Exploring Mysteries Of Ancient History
GWU Students Take Part in Dig at Megiddo, Where King Solomon Might Have Lived
By Bill Broadway
Washington Post Staff Writer
Saturday, August 7, 2004; Page B07
Five local students and their archaeology professor went to Armageddon this summer, not to search for clues to a cosmic battle yet to come between Good and Evil, but to seek understanding of civilizations past.
One of the most important issues they addressed was whether a palace attributed to King Solomon in what is now northern Israel was in fact built by Solomon, the son of King David renowned for his wise leadership and for his illicit relationship with the queen of Sheba.
It's no small question, and it has great significance for Jews and Christians alike, said Eric Cline, associate professor of ancient history and anthropology at George Washington University, who co-directed a dig on a hill about 15 miles southeast of Haifa, Israel, known as Megiddo. (Armageddon is a Greek corruption of the Hebrew word har, meaning mount, and Megiddo.)
Little evidence has been uncovered to prove Solomon's ties to a particular building -- or to prove that he existed at all. Some European scholars who call themselves "biblical minimalists" maintain that Solomon is a mythological figure, a kind of Jewish King Arthur.
"These guys are nuts," Cline said in a terse assessment of their thinking.
Cline and other archaeologists believe that the so-called Solomon's Palace at Megiddo, which some consider a cornerstone in understanding Solomon's life and times, was constructed in the 9th century B.C., a century after Solomon's reign.

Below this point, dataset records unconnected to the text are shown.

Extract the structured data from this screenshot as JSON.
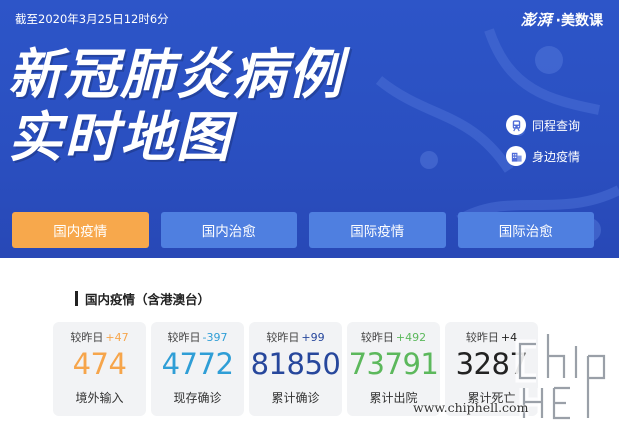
{
  "header": {
    "date": "截至2020年3月25日12时6分",
    "brand_logo": "澎湃",
    "brand_name": "·美数课",
    "title_line1": "新冠肺炎病例",
    "title_line2": "实时地图",
    "links": [
      {
        "label": "同程查询",
        "icon": "train-icon"
      },
      {
        "label": "身边疫情",
        "icon": "building-icon"
      }
    ]
  },
  "tabs": [
    {
      "label": "国内疫情",
      "active": true
    },
    {
      "label": "国内治愈",
      "active": false
    },
    {
      "label": "国际疫情",
      "active": false
    },
    {
      "label": "国际治愈",
      "active": false
    }
  ],
  "stats": {
    "title": "国内疫情（含港澳台）",
    "delta_prefix": "较昨日",
    "cards": [
      {
        "delta": "+47",
        "value": "474",
        "label": "境外输入",
        "color": "#f6a54b"
      },
      {
        "delta": "-397",
        "value": "4772",
        "label": "现存确诊",
        "color": "#2f9ed6"
      },
      {
        "delta": "+99",
        "value": "81850",
        "label": "累计确诊",
        "color": "#27479c"
      },
      {
        "delta": "+492",
        "value": "73791",
        "label": "累计出院",
        "color": "#5cb85c"
      },
      {
        "delta": "+4",
        "value": "3287",
        "label": "累计死亡",
        "color": "#222222"
      }
    ]
  },
  "watermark": {
    "logo": "chiphell",
    "url": "www.chiphell.com"
  },
  "colors": {
    "hero_bg": "#2a50c2",
    "tab_bg": "#4f7fe0",
    "tab_active": "#f7a84c"
  }
}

This conclusion is based on recent excavations at the site, which is one of the world's richest archaeological fields and has yielded the layered remains of two dozen cities over a 6,000-year period.
It's an interesting article, with interviews with a number of the student volunteers. But there is this odd paragraph:
Cline said many professional and student archaeologists are drawn to Megiddo by the Armageddon connection. Many biblical scholars believe that the Jezreel Valley will be the site of the penultimate battle between the forces of God and Satan, with the final conflict and return of the Messiah taking place in Jerusalem.
My emphasis. Rather than "many biblical scholars," it would be clearer to say "Christian dispensationalists." It's not an issue that biblical scholarship (i.e., historical-critical study, archaeology, etc.) has any bearing on.
I should warn you that for some reason, I have no idea why, this article made my Netscape 7.02 browser crash three times.